How do you work out the culture of the organisation you’re working in? What are those tell-tail signs that indicate it’s going to be hard work or fun? You can spot the signs way before you begin training. Sometimes you can get a sense of the organisation before you enter the building.
Let me explain. I worked with a consultant, Dave Hall a number of years ago. It had never met him and new arranged to meet in my office. I met him and asked if he’d like me to tell him about the culture of our organisation.
“No need,” he said. "I’ve a pretty good idea already.” I looked suitably surprised.
“There a lot in your mission, vision and values booklet about meeting the needs of the customer. However I’ve had to spend 10 minutes explaining who I was to the security guards before I was let through the gate. Then I had a half-mile walk, in the rain, to the main building. I’ve had to walk past a number of expensive cars – I guess they’re senior managers parked very near the front door. I then met more security staff. I was told to wait in a cold room with nothing to read, no coffee. I was told nothing until you turned up.
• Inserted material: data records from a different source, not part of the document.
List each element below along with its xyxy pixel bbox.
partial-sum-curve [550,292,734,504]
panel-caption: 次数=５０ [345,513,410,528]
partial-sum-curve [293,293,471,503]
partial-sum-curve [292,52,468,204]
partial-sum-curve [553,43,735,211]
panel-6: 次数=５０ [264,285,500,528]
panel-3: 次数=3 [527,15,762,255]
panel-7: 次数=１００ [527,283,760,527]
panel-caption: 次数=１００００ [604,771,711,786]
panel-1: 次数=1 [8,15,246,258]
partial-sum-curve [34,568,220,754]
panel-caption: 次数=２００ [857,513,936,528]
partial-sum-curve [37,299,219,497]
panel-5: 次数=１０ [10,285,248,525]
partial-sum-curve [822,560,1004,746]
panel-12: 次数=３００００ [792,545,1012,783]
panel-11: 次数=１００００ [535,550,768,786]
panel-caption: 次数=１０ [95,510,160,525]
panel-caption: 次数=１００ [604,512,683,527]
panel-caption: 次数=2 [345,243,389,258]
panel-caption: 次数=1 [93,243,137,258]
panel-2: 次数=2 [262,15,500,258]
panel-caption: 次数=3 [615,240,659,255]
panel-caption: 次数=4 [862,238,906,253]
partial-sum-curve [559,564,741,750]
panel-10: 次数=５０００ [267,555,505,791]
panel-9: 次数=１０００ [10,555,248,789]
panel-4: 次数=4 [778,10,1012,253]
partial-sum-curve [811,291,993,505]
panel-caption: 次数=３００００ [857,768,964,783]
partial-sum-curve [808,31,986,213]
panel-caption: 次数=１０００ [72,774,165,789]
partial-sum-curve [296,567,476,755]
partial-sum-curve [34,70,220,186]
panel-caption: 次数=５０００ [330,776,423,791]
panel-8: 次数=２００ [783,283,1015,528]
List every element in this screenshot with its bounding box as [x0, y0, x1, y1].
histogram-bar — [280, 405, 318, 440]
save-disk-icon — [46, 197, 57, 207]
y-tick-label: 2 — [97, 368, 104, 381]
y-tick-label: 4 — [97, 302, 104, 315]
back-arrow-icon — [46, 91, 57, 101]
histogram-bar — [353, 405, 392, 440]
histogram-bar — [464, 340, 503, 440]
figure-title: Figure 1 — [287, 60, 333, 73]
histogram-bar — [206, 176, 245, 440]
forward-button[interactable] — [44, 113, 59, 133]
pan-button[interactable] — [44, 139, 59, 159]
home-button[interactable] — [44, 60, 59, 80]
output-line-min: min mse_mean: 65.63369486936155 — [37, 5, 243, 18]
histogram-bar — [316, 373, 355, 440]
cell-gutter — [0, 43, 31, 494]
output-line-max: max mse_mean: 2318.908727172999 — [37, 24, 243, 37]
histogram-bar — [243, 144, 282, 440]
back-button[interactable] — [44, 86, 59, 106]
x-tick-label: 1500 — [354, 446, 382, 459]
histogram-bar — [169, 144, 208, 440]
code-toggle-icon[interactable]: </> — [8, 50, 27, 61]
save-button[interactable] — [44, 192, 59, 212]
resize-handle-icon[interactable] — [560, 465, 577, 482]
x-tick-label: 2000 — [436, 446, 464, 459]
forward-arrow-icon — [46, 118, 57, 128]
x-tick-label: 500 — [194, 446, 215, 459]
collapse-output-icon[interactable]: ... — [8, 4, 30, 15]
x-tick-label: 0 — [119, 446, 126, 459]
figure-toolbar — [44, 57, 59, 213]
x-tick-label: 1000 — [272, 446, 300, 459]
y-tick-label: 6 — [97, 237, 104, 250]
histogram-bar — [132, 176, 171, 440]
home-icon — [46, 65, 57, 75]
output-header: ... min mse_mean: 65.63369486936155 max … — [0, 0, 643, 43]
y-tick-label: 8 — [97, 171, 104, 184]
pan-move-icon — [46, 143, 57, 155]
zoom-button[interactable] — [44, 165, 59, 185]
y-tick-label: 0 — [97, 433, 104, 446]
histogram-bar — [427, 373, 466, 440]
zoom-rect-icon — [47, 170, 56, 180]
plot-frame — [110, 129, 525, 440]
Yes I’ve some understanding of your culture.”
He told me of a meeting had had the previous week with a client. As he approached the car park he was met by security. Instead of interrogating him they directed him to the parking area (close to the building). He was met by a secretary who apologised that the CEO he was meeting was running late and asked would he mind waiting in an office? He was supplied newspapers, magazines and coffee (milk, no sugar). The secretary had phoned Dave’s secretary and asked her what the registration number of Dave’s car was, a brief description of Dave and how he took his coffee.
I use this illustration frequently on first meetings and try to add a few observations of my own. It does give you an insight into the organisation if you keep you’re eyes open. Look for broken windows, notices out of date, neglected paintwork. This can often give you a feel for the attention to detail in the business. It is all useful evidence but it is just a start though. Talk to people, look and remember.
I was talking with a lecturer at Henley who reckoned he could spot delegates from the private or public sector by the way they walked. He maintained that the government delegates sloped in to the training room with hunched shoulders and an air of despondency. He was over elaborating to make a point, but he was right identifying 16 of the 20 delegates accurately.